Been playing with rail fins a lot lately. I was quite happy at the improved performance of cutaways in center fins.
So I initially made rail fins with cutaways.
Then I made them without.
Wow, what a difference in fin action. The rail fin with a cutaway across the first two inches always goes whoosh through turns…not bad, but the increased hold/drive from using a non-cutaway made me re-think things…my guess is the flow profile (vs depth) changes a lot from a single to a rail fin. On a rail fin, the fastest water flow, in a turn, is very near the hull. And it probably decreases as you increase in depth. For a single, the transitional layer adjacent to the hull is a lot deeper, so a cutaway can work well…but put a cutaway on the rail fin and the water on the high pressure side will run through the cutaway and eddy up the fin on the low pressure side, and its all whoosh and no drive…
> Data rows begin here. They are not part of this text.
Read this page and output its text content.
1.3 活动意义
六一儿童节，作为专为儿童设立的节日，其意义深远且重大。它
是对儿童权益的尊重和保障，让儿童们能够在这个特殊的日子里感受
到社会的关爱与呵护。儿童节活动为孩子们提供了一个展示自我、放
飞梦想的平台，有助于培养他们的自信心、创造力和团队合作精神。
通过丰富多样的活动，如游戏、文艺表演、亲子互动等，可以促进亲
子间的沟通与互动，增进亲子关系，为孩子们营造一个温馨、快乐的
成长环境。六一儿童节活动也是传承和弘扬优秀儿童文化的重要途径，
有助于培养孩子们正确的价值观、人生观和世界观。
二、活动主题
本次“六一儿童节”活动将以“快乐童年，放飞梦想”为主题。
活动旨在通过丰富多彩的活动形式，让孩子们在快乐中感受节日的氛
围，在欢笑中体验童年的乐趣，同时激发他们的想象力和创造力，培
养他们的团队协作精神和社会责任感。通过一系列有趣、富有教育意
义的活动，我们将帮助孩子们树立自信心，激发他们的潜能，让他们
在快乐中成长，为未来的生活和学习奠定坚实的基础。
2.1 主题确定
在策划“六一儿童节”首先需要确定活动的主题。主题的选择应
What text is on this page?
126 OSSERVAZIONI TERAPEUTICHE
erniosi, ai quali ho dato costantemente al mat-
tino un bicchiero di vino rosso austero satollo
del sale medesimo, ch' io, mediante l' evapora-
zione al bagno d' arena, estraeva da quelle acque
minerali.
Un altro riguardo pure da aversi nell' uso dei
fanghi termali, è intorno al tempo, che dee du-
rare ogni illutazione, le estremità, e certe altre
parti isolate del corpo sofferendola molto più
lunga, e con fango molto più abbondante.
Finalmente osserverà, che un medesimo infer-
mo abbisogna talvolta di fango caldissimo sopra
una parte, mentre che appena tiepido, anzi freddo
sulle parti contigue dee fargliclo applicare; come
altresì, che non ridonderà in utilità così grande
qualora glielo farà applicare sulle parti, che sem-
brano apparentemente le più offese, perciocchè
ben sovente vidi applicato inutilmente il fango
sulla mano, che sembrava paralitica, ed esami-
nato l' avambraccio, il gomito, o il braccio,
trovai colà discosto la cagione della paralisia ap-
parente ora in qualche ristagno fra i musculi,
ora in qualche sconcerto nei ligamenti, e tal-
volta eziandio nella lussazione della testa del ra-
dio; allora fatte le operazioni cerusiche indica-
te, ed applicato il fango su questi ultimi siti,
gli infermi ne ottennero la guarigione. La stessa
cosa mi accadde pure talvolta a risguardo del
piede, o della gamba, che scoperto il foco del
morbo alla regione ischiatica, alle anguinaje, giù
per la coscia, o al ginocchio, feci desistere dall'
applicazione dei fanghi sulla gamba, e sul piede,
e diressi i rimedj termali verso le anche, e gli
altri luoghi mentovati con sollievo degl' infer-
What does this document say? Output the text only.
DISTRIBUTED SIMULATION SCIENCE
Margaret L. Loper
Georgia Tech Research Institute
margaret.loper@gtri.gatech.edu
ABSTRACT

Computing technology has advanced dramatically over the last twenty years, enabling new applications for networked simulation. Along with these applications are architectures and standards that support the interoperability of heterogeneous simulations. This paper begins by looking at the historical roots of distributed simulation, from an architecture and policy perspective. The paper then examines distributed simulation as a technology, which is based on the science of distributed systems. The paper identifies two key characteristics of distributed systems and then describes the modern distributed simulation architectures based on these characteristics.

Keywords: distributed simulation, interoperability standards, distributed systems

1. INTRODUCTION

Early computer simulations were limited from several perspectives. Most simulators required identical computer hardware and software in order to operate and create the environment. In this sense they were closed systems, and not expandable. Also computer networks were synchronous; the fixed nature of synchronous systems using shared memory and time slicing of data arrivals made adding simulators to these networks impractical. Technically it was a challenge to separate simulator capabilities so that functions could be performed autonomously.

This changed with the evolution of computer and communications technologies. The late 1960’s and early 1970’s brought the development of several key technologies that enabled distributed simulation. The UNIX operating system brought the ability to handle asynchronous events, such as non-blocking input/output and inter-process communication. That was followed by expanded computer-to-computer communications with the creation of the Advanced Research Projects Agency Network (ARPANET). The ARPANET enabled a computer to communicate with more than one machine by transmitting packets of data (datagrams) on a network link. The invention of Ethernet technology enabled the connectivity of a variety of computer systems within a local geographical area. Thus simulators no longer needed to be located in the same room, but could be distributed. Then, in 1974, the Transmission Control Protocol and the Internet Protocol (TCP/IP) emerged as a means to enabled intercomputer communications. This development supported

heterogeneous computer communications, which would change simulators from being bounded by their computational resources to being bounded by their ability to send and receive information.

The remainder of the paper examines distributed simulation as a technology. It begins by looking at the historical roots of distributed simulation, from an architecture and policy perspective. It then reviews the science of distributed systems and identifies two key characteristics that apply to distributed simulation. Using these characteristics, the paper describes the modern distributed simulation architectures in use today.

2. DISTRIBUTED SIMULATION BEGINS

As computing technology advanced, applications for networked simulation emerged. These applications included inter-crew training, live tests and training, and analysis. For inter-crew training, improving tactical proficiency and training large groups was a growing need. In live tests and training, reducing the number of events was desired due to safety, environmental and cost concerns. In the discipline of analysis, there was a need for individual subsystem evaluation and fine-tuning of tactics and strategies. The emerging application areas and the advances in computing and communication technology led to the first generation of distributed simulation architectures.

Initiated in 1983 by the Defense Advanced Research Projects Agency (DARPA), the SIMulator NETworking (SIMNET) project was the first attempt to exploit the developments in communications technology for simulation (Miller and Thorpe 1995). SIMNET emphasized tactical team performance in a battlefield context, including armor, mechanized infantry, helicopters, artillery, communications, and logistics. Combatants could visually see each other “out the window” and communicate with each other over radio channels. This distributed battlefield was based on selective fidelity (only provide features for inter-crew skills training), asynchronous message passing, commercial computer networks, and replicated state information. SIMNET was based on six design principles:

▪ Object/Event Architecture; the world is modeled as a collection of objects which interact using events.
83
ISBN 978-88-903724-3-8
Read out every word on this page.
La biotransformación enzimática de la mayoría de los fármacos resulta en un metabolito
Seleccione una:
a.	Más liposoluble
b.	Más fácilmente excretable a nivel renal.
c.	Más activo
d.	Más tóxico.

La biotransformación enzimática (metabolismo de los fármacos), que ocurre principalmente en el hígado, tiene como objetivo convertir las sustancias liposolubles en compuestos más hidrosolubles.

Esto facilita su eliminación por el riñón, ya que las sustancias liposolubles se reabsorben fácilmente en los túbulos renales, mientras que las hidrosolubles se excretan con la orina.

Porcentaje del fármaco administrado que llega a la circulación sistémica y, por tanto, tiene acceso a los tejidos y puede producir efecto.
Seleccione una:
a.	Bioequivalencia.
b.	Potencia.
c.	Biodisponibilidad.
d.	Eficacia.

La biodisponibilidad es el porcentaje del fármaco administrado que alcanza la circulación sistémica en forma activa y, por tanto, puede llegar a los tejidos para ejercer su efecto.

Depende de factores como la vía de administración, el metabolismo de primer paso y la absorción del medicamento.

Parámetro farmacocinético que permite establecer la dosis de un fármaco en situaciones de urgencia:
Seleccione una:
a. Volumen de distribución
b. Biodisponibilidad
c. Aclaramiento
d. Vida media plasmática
Even making the fin surface area larger didn’t help the cutaway fin achieve the same drive I could get with a much smaller fin with max chord length at the hull.
HTH helps someone…I didn’t explore really small (half inch) cutaways, still makes sense they would work on a rail fin, but you’d need max chord length where the water flow is fastest in a turn, probably by no more than 1/2 to 3/4" up from the hull.
How deep are the rail fins? Same “butter knife” outline? Did you test in a 2+1 set-up or thruster (equal depth fins) or twin? How much toe-in? Does the single like a fixed box as much as your rotating one?
How deep are the rail fins? Same "butter knife" outline? Did you test in a 2+1 set-up or thruster (equal depth fins) or twin? How much toe-in?
The rail fins are 4.5 inches deep.
The one with the cutaway was the “butter knife” design.
The one without was
If you line them up, you would see the leading edge is almost identical in the two. The grid is a 1 square inch grid I use in all my fin designs.
For the second fin I took chord length as a function of depth, and fit it to an ellipse, and then scaled so that the mean chord length was comparable to an FCS G5. It is smaller in surface area than the first one, but much more powerful. Right now I have the board set up with one fin on each rail (good for kicks and lots of weird stares).
It’s been tested in a thruster, but the center fin (unchanged from stock in this board) is actually 0.25 inches deeper. The toe-in varies…the fin boxes rotate. I tested a bunch of different “lockout” angles, and settled on what is equivalent to 3/16" toe-in for each fin. The effect of changing toe-in is very similar across the two.
Quote:
Does the single like a fixed box as much as your rotating one?
That single has more rocker than I like in a fixed single. The looser tail seems to go well with more rocker…or maybe it is because it is so much faster through a bottom turn that the greater rocker feels better. The alterations in rockerline were the biggest changes from fixed to rotating box…the greater rocker just went better. But its too slow if it is used with a fixed fin.